Yûta Shimotsu’s Japanese film Best Wishes For All has mostly been interpreted as a capitalist fable about exploitation and expropriation of wealth. That reading isn’t wrong, but the film’s open-ended enough to suggest other kinds of brutalization. It speaks most directly not to economics, but to emotion—not to the need for resources, but to the need for hate.
The movie’s nameless protagonist is a Tokyo nursing student (Kotone Furukawa) who goes on vacation in the country to visit her grandparents while she waits for her exam results. Grandpa (Masashi Arifuku) and Grandma (Yoshiko Inuyama) are happy to see her, but they behave oddly; at one point in the middle of a meal they start oinking like pigs and then explain they’re expressing the joy of the pork they’re consuming, which is fulfilling its destiny by being consumed. There are also strange noises coming from the upstairs back room—a room that both grandparents stare at with disturbing intensity.
It's not too long before the student realizes that her grandparents are keeping a person in the room; they’ve sewn his eyes and lips shut so they can torture him and collect his excrement for miso paste. When the student attempts to free the man (with the help of a neighboring young man played by the smoldering Kôya Matsudai), the grandparents inform her that the guy’s the source of the family’s good luck. There’s only so much happiness in the world; some must suffer so that others may flourish.
The film spirals from there into a surreal nightmare. Everyone but the student, it seems, knows the basic facts of life—including her blithe parents, former schoolmates, and that smoldering young man.
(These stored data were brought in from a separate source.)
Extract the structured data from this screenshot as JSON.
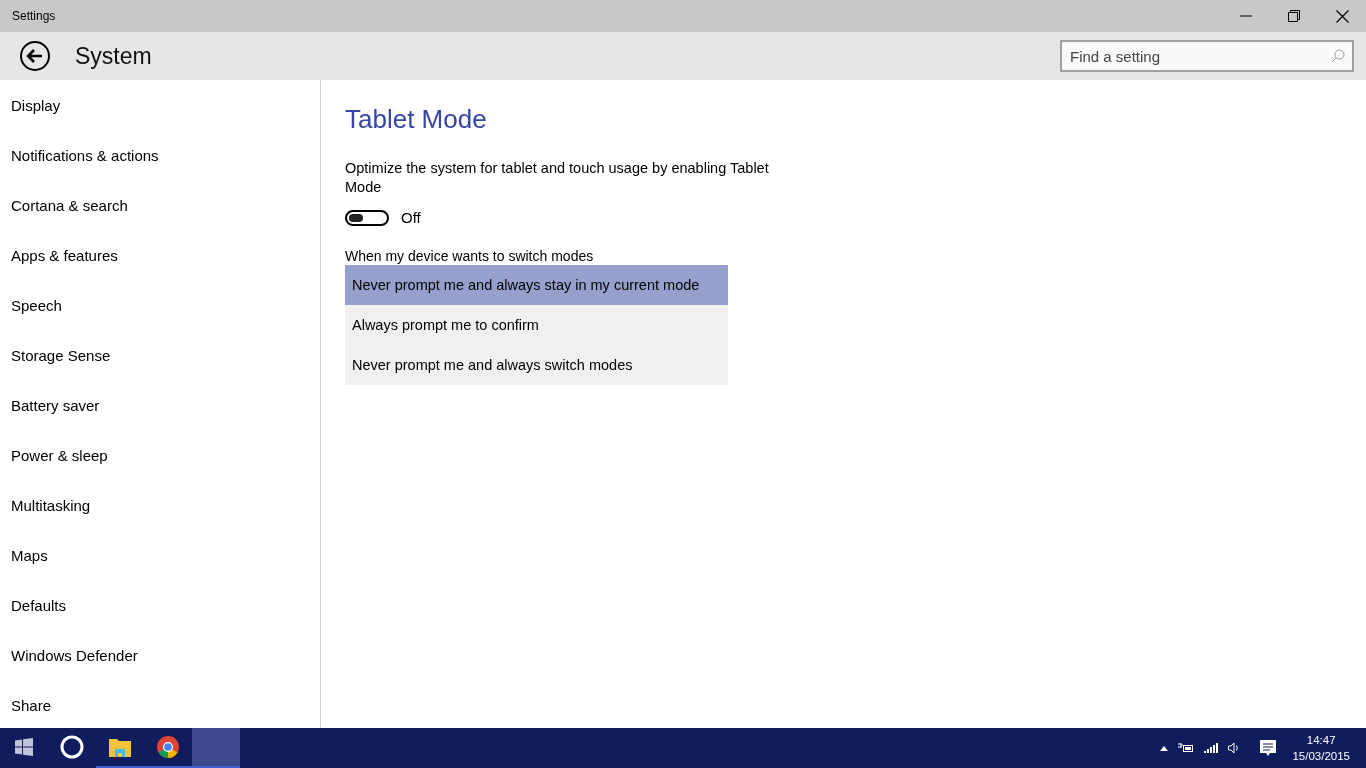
{
  "window": {
    "title": "Settings"
  },
  "header": {
    "title": "System",
    "search": {
      "placeholder": "Find a setting"
    }
  },
  "sidebar": {
    "items": [
      {
        "label": "Display",
        "selected": false
      },
      {
        "label": "Notifications & actions",
        "selected": false
      },
      {
        "label": "Cortana & search",
        "selected": false
      },
      {
        "label": "Apps & features",
        "selected": false
      },
      {
        "label": "Speech",
        "selected": false
      },
      {
        "label": "Storage Sense",
        "selected": false
      },
      {
        "label": "Battery saver",
        "selected": false
      },
      {
        "label": "Power & sleep",
        "selected": false
      },
      {
        "label": "Multitasking",
        "selected": false
      },
      {
        "label": "Maps",
        "selected": false
      },
      {
        "label": "Defaults",
        "selected": false
      },
      {
        "label": "Windows Defender",
        "selected": false
      },
      {
        "label": "Share",
        "selected": false
      }
    ]
  },
  "content": {
    "title": "Tablet Mode",
    "description": "Optimize the system for tablet and touch usage by enabling Tablet Mode",
    "toggle": {
      "on": false,
      "label": "Off"
    },
    "mode_list": {
      "label": "When my device wants to switch modes",
      "options": [
        {
          "label": "Never prompt me and always stay in my current mode",
          "selected": true
        },
        {
          "label": "Always prompt me to confirm",
          "selected": false
        },
        {
          "label": "Never prompt me and always switch modes",
          "selected": false
        }
      ]
    }
  },
  "taskbar": {
    "apps": [
      {
        "kind": "start",
        "running": false,
        "active": false
      },
      {
        "kind": "search",
        "running": false,
        "active": false
      },
      {
        "kind": "folder",
        "running": true,
        "active": false
      },
      {
        "kind": "browser",
        "running": true,
        "active": false
      },
      {
        "kind": "window",
        "running": true,
        "active": true
      }
    ],
    "clock": {
      "time": "14:47",
      "date": "15/03/2015"
    }
  }
}
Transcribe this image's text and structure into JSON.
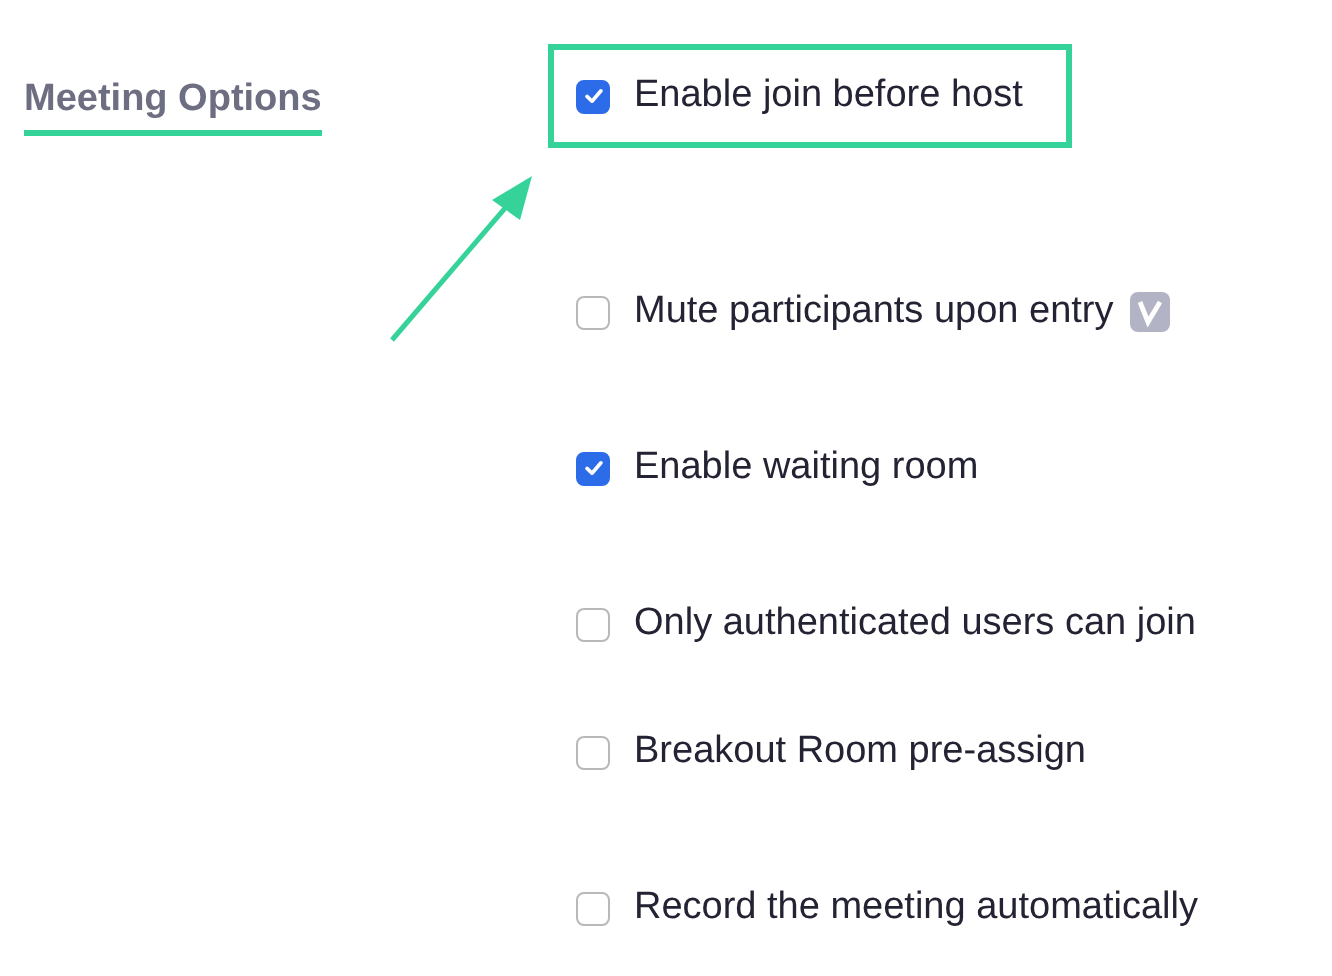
{
  "section": {
    "title": "Meeting Options"
  },
  "options": [
    {
      "label": "Enable join before host",
      "checked": true,
      "highlighted": true
    },
    {
      "label": "Mute participants upon entry",
      "checked": false,
      "highlighted": false,
      "badge": true
    },
    {
      "label": "Enable waiting room",
      "checked": true,
      "highlighted": false
    },
    {
      "label": "Only authenticated users can join",
      "checked": false,
      "highlighted": false
    },
    {
      "label": "Breakout Room pre-assign",
      "checked": false,
      "highlighted": false
    },
    {
      "label": "Record the meeting automatically",
      "checked": false,
      "highlighted": false
    }
  ]
}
At the same time, though, the facts aren’t ever exactly explained. How are scapegoats chosen? Why does the student’s young brother start to bleed from the eyes and convulse when the scapegoat’s removed? How can her parents seem so unaffected by their young child writhing on the ground? What’s the deal with the ax murder scene that wanders in from nowhere?
As a metaphor for capitalism, the film never makes sense; the scapegoat isn’t forced to work, and (besides that miso) doesn’t provide any concrete products or services. Without him, the family doesn’t have a lower standard of living; they start to bleed from the eyes.
The confusion isn’t a flaw. Instead, it’s in the tradition of Kafka or David Lynch, where the failure to cohere is part of the logic of nightmare, which is often the logic of nightmarish reality. More, it points beyond the mechanical calculus of capitalism, and towards the psychological processes of prejudice and fascism.
The family’s callousness, their laughing dismissal of the idea that the scapegoat could be human, the way that normality is presented as a kind of horror—this could be an analogy for the way middle-class people build their standard of living on the slave labor of distant others. But we’re also seeing a community which tells itself it’s valuable because it has someone else to torture and spit on. Certain people’s lives have no value, and that assures everyone else that they’re important, worthwhile, deserving of happiness. It’s significant that the charmed circle is defined by religion—and those who reject their beliefs are shunned, mocked, bullied.
The point isn’t that the film is about fascism rather than capitalism. Rather, it’s that the movie isn’t tied to any one interpretation, and so demonstrates how various kinds of violence, and justifications for violence, wind around each other, mimic each other, and reinforce each other.
It also suggests how powerful these multiple justifications can be. Perhaps you could resist family pressure; perhaps you could forswear material success; perhaps you could defy ingrained hatreds; perhaps you could even face death. But when they all work together? Who can say no?
The last chilling image of Best Wishes For All is of the student returned to herself. Defying her family left her bleeding, ragged, desperate, filthy. Now, though, that she’s acquiesced in the torture of others she’s again clean, beautiful, radiant. Fighting against the cruelty of the world is a misery. Embrace it and be happy.